My uncle's mom used to take ziplocs with her when they went out to eat. There wasn't a salt or pepper shaker that didn't need refilling when she was done. Very embarrassing, but at the same time, she was soooo cute!!!!
We used to steal huge handfuls of straws everywhere we went. The goal was to fill my car trunk with them. Then, at the end of the year, we filled some people's lockers, (and mixed in bells and bouncy balls for fun)....so that when the seniors had their final locker check, our buddies had one heck of a mess! Just stupid small town fun I suppose. :-)

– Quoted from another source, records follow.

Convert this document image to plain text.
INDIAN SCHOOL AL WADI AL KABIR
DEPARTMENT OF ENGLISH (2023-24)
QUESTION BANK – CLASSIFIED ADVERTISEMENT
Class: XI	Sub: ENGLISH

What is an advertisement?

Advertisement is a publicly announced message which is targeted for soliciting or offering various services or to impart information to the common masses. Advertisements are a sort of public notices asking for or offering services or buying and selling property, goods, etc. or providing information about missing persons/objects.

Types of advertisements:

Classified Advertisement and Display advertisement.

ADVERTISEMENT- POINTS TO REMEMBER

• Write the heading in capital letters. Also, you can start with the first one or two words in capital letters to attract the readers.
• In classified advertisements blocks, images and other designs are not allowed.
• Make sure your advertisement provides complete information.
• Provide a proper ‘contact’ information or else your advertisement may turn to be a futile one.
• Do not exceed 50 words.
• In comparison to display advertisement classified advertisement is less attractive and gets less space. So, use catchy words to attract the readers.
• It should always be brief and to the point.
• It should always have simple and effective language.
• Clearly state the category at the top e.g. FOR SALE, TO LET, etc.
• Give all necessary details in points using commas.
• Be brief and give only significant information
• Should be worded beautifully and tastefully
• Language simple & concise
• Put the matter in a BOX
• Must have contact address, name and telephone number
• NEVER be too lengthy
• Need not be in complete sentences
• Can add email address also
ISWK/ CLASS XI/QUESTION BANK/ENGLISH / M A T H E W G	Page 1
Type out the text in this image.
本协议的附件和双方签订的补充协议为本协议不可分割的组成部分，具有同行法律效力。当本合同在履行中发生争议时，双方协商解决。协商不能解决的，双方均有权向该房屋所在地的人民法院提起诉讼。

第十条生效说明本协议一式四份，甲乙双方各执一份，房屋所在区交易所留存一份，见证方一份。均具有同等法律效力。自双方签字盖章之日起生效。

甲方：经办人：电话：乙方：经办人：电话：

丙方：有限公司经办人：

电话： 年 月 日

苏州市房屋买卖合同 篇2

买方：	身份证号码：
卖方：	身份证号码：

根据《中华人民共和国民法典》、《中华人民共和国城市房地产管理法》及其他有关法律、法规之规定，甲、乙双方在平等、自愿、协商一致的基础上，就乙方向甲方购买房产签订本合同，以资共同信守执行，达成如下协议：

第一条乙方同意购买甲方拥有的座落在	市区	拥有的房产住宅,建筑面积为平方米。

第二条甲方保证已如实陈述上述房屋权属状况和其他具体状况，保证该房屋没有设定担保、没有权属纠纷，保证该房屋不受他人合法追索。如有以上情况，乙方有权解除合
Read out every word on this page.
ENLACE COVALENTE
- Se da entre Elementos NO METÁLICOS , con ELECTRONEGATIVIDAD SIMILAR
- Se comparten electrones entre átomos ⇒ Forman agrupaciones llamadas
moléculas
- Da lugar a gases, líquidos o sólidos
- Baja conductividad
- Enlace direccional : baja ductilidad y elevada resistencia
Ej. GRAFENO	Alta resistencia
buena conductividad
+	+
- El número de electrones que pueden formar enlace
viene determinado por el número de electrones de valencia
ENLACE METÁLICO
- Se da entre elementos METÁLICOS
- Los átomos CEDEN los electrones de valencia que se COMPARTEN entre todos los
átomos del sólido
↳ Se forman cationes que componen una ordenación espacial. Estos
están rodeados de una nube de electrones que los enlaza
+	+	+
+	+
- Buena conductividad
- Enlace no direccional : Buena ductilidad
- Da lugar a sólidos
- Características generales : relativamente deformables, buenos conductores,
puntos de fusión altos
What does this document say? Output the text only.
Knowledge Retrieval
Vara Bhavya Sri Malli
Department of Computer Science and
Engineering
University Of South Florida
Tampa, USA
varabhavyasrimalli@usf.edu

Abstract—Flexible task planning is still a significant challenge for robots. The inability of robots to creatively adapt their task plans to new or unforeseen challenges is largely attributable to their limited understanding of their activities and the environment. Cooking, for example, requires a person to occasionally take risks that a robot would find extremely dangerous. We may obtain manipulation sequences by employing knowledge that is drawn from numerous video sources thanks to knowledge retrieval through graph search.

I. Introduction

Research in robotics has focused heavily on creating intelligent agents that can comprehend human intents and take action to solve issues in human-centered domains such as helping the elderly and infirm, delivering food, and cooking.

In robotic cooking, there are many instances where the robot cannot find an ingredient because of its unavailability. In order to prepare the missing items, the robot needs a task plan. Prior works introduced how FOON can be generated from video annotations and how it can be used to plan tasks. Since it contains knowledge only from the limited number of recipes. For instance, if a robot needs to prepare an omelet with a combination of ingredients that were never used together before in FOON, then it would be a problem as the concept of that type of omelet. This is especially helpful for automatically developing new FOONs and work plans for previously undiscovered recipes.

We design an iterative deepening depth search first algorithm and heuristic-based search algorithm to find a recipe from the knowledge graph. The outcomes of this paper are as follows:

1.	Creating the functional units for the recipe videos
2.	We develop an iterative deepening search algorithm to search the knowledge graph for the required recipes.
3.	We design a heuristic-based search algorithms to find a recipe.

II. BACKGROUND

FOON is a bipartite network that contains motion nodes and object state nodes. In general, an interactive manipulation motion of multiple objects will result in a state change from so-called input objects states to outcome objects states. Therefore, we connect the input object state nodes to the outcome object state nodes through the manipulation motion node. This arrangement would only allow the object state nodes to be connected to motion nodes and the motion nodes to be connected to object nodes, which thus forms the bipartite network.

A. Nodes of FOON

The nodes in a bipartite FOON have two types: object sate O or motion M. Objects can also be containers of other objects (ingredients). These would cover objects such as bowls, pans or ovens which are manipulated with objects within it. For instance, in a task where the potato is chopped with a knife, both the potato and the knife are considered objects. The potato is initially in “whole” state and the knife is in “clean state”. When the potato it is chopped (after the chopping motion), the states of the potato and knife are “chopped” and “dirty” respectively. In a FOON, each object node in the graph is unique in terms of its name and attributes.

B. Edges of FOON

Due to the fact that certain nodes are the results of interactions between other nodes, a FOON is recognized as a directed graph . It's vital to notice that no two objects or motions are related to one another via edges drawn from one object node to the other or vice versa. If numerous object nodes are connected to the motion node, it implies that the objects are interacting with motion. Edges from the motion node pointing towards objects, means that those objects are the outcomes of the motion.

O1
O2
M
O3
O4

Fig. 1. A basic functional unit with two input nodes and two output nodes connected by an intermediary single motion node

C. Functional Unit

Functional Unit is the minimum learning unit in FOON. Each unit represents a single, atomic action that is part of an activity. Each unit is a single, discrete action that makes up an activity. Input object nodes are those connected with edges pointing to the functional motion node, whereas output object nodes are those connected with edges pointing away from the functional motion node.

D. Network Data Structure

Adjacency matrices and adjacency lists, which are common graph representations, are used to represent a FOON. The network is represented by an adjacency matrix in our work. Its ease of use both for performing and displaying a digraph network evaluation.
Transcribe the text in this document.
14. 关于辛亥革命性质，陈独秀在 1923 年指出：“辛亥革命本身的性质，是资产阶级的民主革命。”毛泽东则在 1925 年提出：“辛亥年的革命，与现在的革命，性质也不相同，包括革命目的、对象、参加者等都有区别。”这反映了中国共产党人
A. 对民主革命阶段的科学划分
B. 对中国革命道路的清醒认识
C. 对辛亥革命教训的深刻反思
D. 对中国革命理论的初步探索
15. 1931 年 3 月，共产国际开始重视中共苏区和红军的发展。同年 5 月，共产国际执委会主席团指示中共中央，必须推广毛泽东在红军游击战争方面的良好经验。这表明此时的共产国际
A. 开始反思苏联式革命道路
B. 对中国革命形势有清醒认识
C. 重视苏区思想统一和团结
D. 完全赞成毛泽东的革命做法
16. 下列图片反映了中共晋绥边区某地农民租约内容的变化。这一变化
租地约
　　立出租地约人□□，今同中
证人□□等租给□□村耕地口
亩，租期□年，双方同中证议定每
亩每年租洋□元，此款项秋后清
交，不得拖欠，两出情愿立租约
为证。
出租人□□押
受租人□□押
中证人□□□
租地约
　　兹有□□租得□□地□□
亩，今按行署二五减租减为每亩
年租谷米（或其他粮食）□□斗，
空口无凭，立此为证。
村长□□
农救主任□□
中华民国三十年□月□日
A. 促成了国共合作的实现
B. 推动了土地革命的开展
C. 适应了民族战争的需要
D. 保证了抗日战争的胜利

The little buggers. If I'm in the drive-"thru", and I've ordered french fries, would it kill them to give me ketchup with them?
Huh?
Oh, you've got me riled, now...
Pearl
Have you been snooping through the box in my fridge? I think I have every condiment known to man in there. Don't judge me! One day these things will be worth GOLD! You know, after the zombie apocalypse and all.
I hate having to ask for ketchup. Like I don't have enough to do at the drive-thru window: yelling at my kids, changing the radio station, digging exact change out of the bottom of my purse, clearing out the cupholders to make room for the new stuff, etc.
When my grandmother died I filled up an entire large black garbage bag with assorted condiment packs, spork/napkin combos, and wet wipes she had collected over about, I don't know, say 30 years!
Civilization as we know it is coming to an end, I fear.